Where to start with The Beach Boys?  That one’s easy: Pet Sounds.  The entirety of the rest of their catalog combined may have a hard time comparing to just that one album.  It’s not an album that is easy to get at first listen either.  When I first listened to the CD (from the Columbia Record House) I didn’t get it.  I thought it was boring and slow and bland.  I set it aside and tried it again several weeks later.  It took a few times, but it eventually it did reveal itself to me like a beautiful flower.  So go ahead and do that.  I will wait.

Once you have accepted and integrated Pet Sounds into your life, you have also neatly bifurcated The Beach Boys career into two very distinct parts.  There’s the pre-Pet Sounds years, with all the hits you know and have heard over and over again.  And there’s the post-Pet Sounds years when things got weird and members started staying in bed for years or dying.  Everyone grew a beard and sued each other, and then sang Kokomo on Full House.  In both good and bad ways, the post-Pet Sounds years are far more interesting.  For one thing, the songs are far less ubiquitous and overplayed.

That is the one of the biggest challenges of compiling this first playlist, as these are songs you know so well, you don’t even know that you know them.  It is hard to really concentrate on them and hear them again with fresh ears.  These are years for the band where their songs have been compiled into hundreds of different “Greatest Hits” sets.  Some even have themes like “love songs” or “summer songs” or “songs picked by Brian Wilson”.  There’s even one with the London Philharmonic overdubbed onto everything for no good reason.  Avoid that album.  But it’s hard not to continually re-package these tracks, because there are a lot of big hits that stand the test of time in there. 

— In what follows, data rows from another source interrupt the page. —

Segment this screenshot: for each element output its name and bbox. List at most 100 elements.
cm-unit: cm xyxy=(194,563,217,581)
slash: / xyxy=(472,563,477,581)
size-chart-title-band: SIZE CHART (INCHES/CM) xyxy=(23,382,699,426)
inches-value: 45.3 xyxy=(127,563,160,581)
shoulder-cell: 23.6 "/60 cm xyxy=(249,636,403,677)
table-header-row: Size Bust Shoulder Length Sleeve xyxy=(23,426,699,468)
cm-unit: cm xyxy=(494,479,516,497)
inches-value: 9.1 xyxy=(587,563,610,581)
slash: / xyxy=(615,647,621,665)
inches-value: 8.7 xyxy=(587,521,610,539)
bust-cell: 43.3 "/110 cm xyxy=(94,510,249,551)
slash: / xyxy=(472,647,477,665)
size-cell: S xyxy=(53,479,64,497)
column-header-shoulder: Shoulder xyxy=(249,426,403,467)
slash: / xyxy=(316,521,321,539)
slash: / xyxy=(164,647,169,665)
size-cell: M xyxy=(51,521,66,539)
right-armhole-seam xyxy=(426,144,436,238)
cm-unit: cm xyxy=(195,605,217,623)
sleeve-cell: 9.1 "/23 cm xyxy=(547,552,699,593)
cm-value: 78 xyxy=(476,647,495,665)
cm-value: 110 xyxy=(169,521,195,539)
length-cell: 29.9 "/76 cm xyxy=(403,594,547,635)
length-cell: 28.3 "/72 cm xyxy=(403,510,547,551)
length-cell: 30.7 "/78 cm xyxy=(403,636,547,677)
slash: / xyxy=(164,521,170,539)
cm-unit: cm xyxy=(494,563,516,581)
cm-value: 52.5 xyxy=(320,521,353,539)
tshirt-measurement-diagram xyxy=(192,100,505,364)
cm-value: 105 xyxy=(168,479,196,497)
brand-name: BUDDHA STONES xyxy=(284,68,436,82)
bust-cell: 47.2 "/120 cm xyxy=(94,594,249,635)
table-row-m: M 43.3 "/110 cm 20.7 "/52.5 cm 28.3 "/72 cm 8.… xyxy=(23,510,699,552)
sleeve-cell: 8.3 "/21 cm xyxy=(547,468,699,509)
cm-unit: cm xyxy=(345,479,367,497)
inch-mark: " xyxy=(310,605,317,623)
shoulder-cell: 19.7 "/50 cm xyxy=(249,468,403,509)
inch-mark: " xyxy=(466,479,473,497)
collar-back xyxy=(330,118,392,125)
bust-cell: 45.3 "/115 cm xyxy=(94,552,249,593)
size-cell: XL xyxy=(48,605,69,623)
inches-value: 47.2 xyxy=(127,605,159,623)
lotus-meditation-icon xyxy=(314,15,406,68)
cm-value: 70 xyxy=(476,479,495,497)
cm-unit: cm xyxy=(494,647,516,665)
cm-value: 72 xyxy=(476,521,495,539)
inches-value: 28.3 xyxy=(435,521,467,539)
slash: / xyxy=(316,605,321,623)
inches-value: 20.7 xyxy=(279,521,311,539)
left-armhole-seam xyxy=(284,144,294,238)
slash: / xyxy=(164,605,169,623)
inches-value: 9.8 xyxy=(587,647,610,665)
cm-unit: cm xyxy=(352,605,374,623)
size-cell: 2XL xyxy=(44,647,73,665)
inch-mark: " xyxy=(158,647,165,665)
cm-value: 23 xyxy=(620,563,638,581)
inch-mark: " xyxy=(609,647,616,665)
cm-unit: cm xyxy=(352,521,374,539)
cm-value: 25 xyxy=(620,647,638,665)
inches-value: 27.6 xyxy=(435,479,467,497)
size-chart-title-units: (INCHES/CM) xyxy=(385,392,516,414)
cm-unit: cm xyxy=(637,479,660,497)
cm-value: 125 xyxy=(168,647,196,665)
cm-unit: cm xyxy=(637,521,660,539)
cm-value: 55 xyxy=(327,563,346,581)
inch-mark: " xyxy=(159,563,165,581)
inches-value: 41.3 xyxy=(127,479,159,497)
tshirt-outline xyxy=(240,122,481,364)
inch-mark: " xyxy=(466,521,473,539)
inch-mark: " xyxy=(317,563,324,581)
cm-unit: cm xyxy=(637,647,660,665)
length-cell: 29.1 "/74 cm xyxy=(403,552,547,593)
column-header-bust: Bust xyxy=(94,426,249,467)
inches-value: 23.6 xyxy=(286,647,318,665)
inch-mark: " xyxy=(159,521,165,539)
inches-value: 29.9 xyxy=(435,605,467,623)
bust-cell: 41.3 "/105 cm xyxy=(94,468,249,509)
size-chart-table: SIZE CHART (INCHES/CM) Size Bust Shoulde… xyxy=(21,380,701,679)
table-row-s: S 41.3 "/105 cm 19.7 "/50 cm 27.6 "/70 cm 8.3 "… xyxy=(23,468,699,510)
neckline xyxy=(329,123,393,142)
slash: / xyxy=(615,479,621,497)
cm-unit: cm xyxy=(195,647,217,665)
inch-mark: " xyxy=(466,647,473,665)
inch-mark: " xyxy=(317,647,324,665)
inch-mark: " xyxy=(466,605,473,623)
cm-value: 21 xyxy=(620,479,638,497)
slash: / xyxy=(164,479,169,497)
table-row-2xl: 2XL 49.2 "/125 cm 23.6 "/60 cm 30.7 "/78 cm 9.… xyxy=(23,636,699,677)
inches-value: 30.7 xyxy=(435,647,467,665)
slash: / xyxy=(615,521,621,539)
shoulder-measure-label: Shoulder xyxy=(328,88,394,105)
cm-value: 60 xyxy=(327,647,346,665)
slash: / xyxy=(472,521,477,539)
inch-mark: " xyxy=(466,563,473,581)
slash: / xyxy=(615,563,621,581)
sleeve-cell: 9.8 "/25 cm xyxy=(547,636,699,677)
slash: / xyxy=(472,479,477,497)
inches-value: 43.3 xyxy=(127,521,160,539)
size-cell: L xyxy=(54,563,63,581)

The other problem is there are not a lot of hidden gems during this era either.  The Beach Boys before Pet Sounds are primarily a singles band.  Their albums contain some of the most offensively obvious filler in the world there.  There are uninspired covers and lazy instrumentals.  There’s a track, Cassius Love vs. Sonny Wilson that is just a skit of the Beach Boys making fun of each other.  There’s Our Favorite Recording Sessions that is essentially just a blooper real.  There’s even Bull Session with Big Daddy which is just a recording of the band receiving their sandwich order.  Capitol was really pushing the Beach Boys to pump out as much product as possible.  Between March 25, 1963 and March 2, 1964 the band released four studio albums.  As a result, there are even whole “filler” albums released.  Not only the usual live albums and compilations to fill the stopgaps, but also a Christmas album, and an album theoretically recorded during an informal party, and even an album of previously released tunes with the vocals erased so you can sing along.  It was karaoke before there was karaoke.

So once you weed all this dross out, what you’re left with is a series of songs that you still hear on the oldies radio to this day.  I tried to pick the more obscure or complex ones.  And as the playlist progresses chronologically you can hear the Beach Boys (and especially Brian Wilson) growing and experimenting and evolving.  Because, as big of a leap forward as Pet Sounds is, it didn’t come out of nowhere.  There were some tantalizing and intriguing moments beforehand, they just got never coalesced into a single album statement the way that one record did.